Un vent de panique a saisi les homosexuels sénégalais depuis la condamnation à huit ans de prison ferme, le 6 janvier par un tribunal de Dakar, de neuf jeunes Sénégalais interpellés dans un domicile privé après dénonciation à la police par un voisin. Complaisamment, la presse a rapporté leur découverte « en flagrant délit » le 19 décembre 2008 à 23 heures, l’invasion « spontanée » de leur logement par les « jeunes du quartier », leur fuite, leur quasi-lynchage et la saisie par la police de « matériel pornographique » : préservatifs, brochures et godemichés de démonstration.
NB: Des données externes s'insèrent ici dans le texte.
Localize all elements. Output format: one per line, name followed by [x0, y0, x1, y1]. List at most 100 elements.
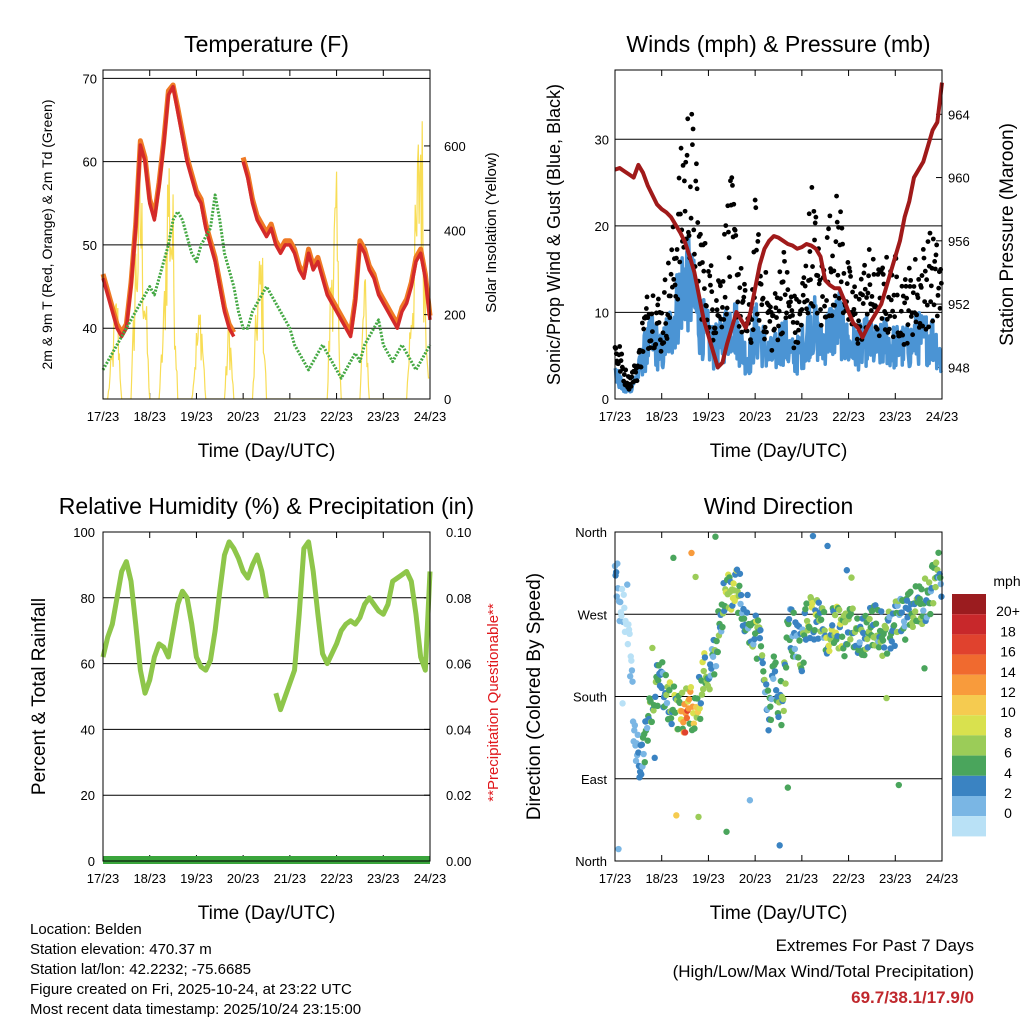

La peine maximale prévue par le code pénal pour « acte impudique ou contre nature avec un individu de même sexe » s’élève à cinq ans de prison. Mais le tribunal a retenu en outre l’incrimination d’« association de malfaiteurs » du fait que plusieurs des interpellés appartiennent à des associations de lutte contre le sida. Diadji Diouf, l’un des condamnés, est le président de l’association Aides-Sénégal.
« La décision du tribunal a créé un climat de terreur, témoigne Cheikh Ibrahima Niang, socio-anthropologue à Dakar, auteur de travaux de référence sur l’homosexualité au Sénégal. Toutes les associations de prévention du sida se sentent visées. L’Etat n’assure pas leur sécurité. Les animateurs se cachent ou s’exilent, ce qui affaiblit la lutte contre la maladie. »
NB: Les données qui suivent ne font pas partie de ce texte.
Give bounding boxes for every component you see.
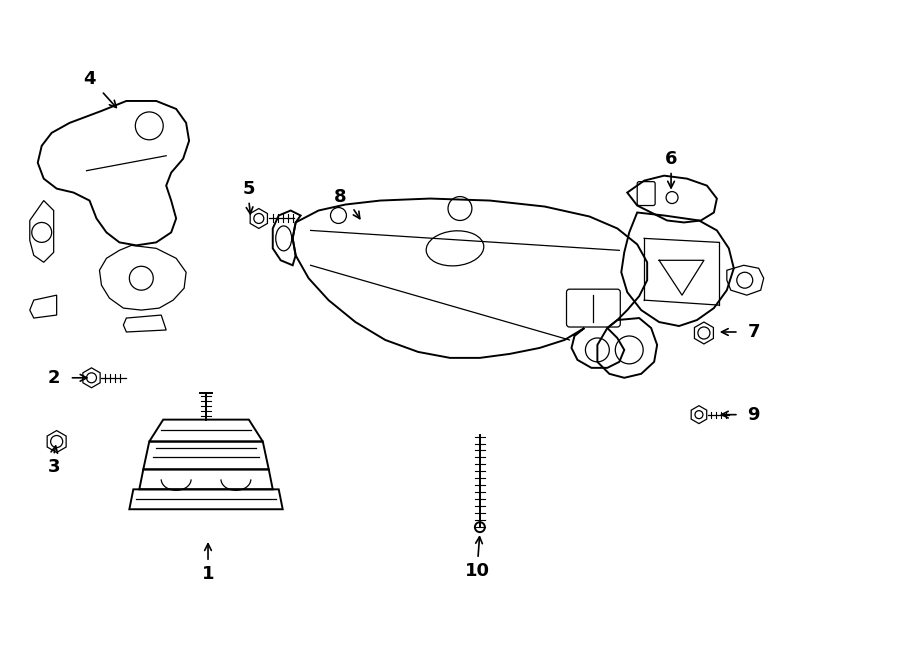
Text: 6: 6 bbox=[665, 150, 678, 168]
Text: 8: 8 bbox=[334, 188, 346, 206]
Text: 10: 10 bbox=[465, 562, 491, 580]
Text: 5: 5 bbox=[243, 180, 255, 198]
Text: 2: 2 bbox=[48, 369, 60, 387]
Text: 3: 3 bbox=[48, 459, 60, 477]
Text: 9: 9 bbox=[748, 406, 760, 424]
Text: 1: 1 bbox=[202, 565, 214, 583]
Text: 4: 4 bbox=[84, 70, 95, 88]
Text: 7: 7 bbox=[748, 323, 760, 341]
Appelant les autorités françaises à « réagir contre cette atteinte aux droits humains », Aides-France indique qu’au Sénégal la prévalence du VIH-Sida est de 21,5 % chez les gays contre 0,7 % dans la population globale.
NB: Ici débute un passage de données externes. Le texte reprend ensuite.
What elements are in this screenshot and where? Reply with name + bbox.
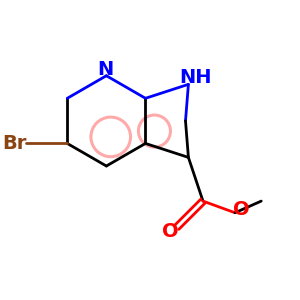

Le Sénégal est l’un des 38 Etats africains (sur 53) dont la législation pénalise l’homosexualité, mais la question prend une tournure obsessionnelle. Une ambiance de chasse au « goorjiguen » (« homme-femme » en wolof) avait suivi la publication dans un magazine people, en février 2008, de photos censées représenter un « mariage gay ». L’interpellation des protagonistes puis leur libération avaient suscité un tollé des associations islamiques. Des imams avaient appelé les autorités à agir contre « des lobbies homosexuels » financés par « les Européens et les Américains ».
MÉCONTENTEMENT SOCIAL
Le Sénégal, qui a accueilli en 2008 le sommet de l’Organisation de la conférence islamique, oscille entre répression et ouverture. Début décembre, le président Abdoulaye Wade a ouvert une conférence consacrée à la lutte contre le sida en évoquant les « minorités sexuelles ». Mais le sujet sert aussi de dérivatif à un vif mécontentement social.
« L’Etat a tendance à avoir la main lourde à l’égard de tous ceux qui apparaissent comme différents de la normalité aussi bien sexuelle que sociale », explique M. Niang. Des peines de cinq à dix ans de prison ferme ont été infligées, le 9 janvier, pour « dégradation d’édifices publics » contre une vingtaine de manifestants qui à Kédougou, le 23 décembre, avaient réclamé une meilleure gestion des emplois dans le secteur minier.